The “normal” workflow I’m sure we’ve all lived is that design happens, then coding happens. A healthy workflow has back-and-forth between everyone involved in a project, including designers and developers, but still: The code is the final product. You design your way to code, you don’t code your way to designs.
It was only a little over a month ago when it was news that Sketch 43 was moving to a .JSON file format. The final release notes drop the news quite blasé:
… it will fundamentally change how the design tools game will be played out in the coming years.
“enables more powerful integrations for third-party developers” is stating it lightly.

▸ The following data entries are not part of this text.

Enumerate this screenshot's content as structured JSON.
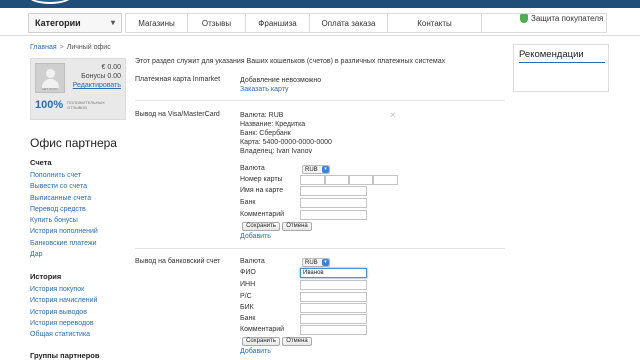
{
  "nav": {
    "categories": "Категории",
    "items": [
      "Магазины",
      "Отзывы",
      "Франшиза",
      "Оплата заказа",
      "Контакты"
    ],
    "protection": "Защита покупателя"
  },
  "breadcrumb": {
    "home": "Главная",
    "current": "Личный офис"
  },
  "profile": {
    "avatar_caption": "НЕТ ФОТО",
    "balance": "€ 0.00",
    "bonus": "Бонусы 0.00",
    "edit": "Редактировать",
    "rating_pct": "100%",
    "rating_label_1": "ПОЛОЖИТЕЛЬНЫХ",
    "rating_label_2": "ОТЗЫВОВ"
  },
  "sidebar": {
    "title": "Офис партнера",
    "groups": [
      {
        "heading": "Счета",
        "links": [
          "Пополнить счет",
          "Вывести со счета",
          "Выписанные счета",
          "Перевод средств",
          "Купить бонусы",
          "История пополнений",
          "Банковские платежи",
          "Дар"
        ]
      },
      {
        "heading": "История",
        "links": [
          "История покупок",
          "История начислений",
          "История выводов",
          "История переводов",
          "Общая статистика"
        ]
      },
      {
        "heading": "Группы партнеров",
        "links": []
      }
    ]
  },
  "main": {
    "intro": "Этот раздел служит для указания Ваших кошельков (счетов) в различных платежных системах",
    "inmarket": {
      "label": "Платежная карта Inmarket",
      "status": "Добавление невозможно",
      "order": "Заказать карту"
    },
    "visa": {
      "label": "Вывод на Visa/MasterCard",
      "lines": [
        "Валюта: RUB",
        "Название: Кредитка",
        "Банк: Сбербанк",
        "Карта: 5400-0000-0000-0000",
        "Владелец: Ivan Ivanov"
      ],
      "currency_label": "Валюта",
      "currency_value": "RUB",
      "card_label": "Номер карты",
      "name_label": "Имя на карте",
      "bank_label": "Банк",
      "comment_label": "Комментарий",
      "save": "Сохранить",
      "cancel": "Отмена",
      "add": "Добавить"
    },
    "bank": {
      "label": "Вывод на банковский счет",
      "currency_label": "Валюта",
      "currency_value": "RUB",
      "fio_label": "ФИО",
      "fio_value": "Иванов",
      "inn_label": "ИНН",
      "rs_label": "Р/С",
      "bik_label": "БИК",
      "bank_label": "Банк",
      "comment_label": "Комментарий",
      "save": "Сохранить",
      "cancel": "Отмена",
      "add": "Добавить"
    }
  },
  "reco": {
    "title": "Рекомендации"
  },
  "colors": {
    "accent": "#2a6db5",
    "topbar": "#1f4e79",
    "shield": "#4caf50"
  }
}
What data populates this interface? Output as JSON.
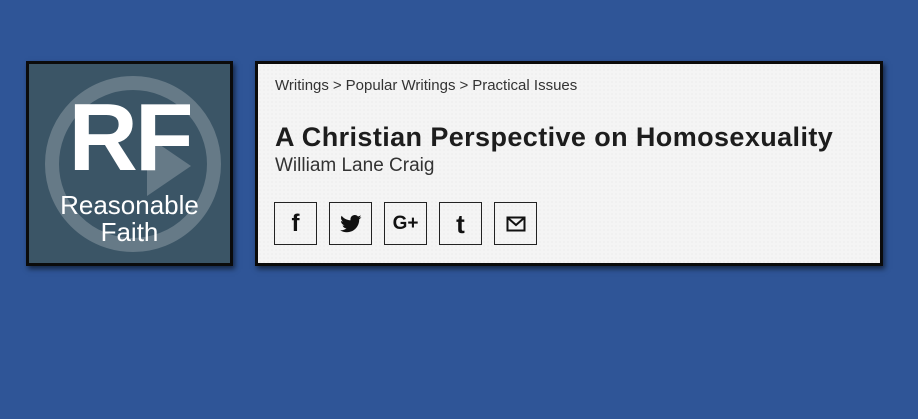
{
  "logo": {
    "mark": "RF",
    "line1": "Reasonable",
    "line2": "Faith",
    "bg_color": "#3b5566"
  },
  "breadcrumb": {
    "items": [
      "Writings",
      "Popular Writings",
      "Practical Issues"
    ],
    "separator": ">"
  },
  "article": {
    "title": "A Christian Perspective on Homosexuality",
    "author": "William Lane Craig"
  },
  "share": {
    "buttons": [
      {
        "icon": "facebook-icon",
        "glyph": "f"
      },
      {
        "icon": "twitter-icon",
        "glyph": ""
      },
      {
        "icon": "google-plus-icon",
        "glyph": "G+"
      },
      {
        "icon": "tumblr-icon",
        "glyph": "t"
      },
      {
        "icon": "email-icon",
        "glyph": ""
      }
    ]
  },
  "colors": {
    "page_bg": "#2f5597",
    "card_bg": "#f4f4f4",
    "border": "#0b0b0b"
  }
}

This is what the fine folks at Bohemian Coding has done — they opened up Sketch’s file format into a neat JSON making it possible for anyone to create and modify Sketch compatible files.
“Interesting.” I thought to myself. “It’s like an API to a design document. I wonder how this will play out.” Little did I know just weeks later we’d see a really powerful tool drop.
… share a tool we built to help bridge the gap between designers and engineers working on design systems at scale. React-sketchapp is an open-source library that allows you to write React components that render to Sketch documents.
It’s worth embedding one of their videos here:
Coding your way to design documents! Which makes more and more sense, as design tooling and code tools converge on concepts:
In Sketch, we use symbols and overrides, in React we use components and properties. The concepts are so similar that it seemed silly not to unify them.
We also wanted to minimize sources of truth. Why keep a separate library of components drawn by hand in Sketch once we have them implemented as the real thing used every day by millions of people?
The fewer sources of truth we have for a design system, the more efficient we are.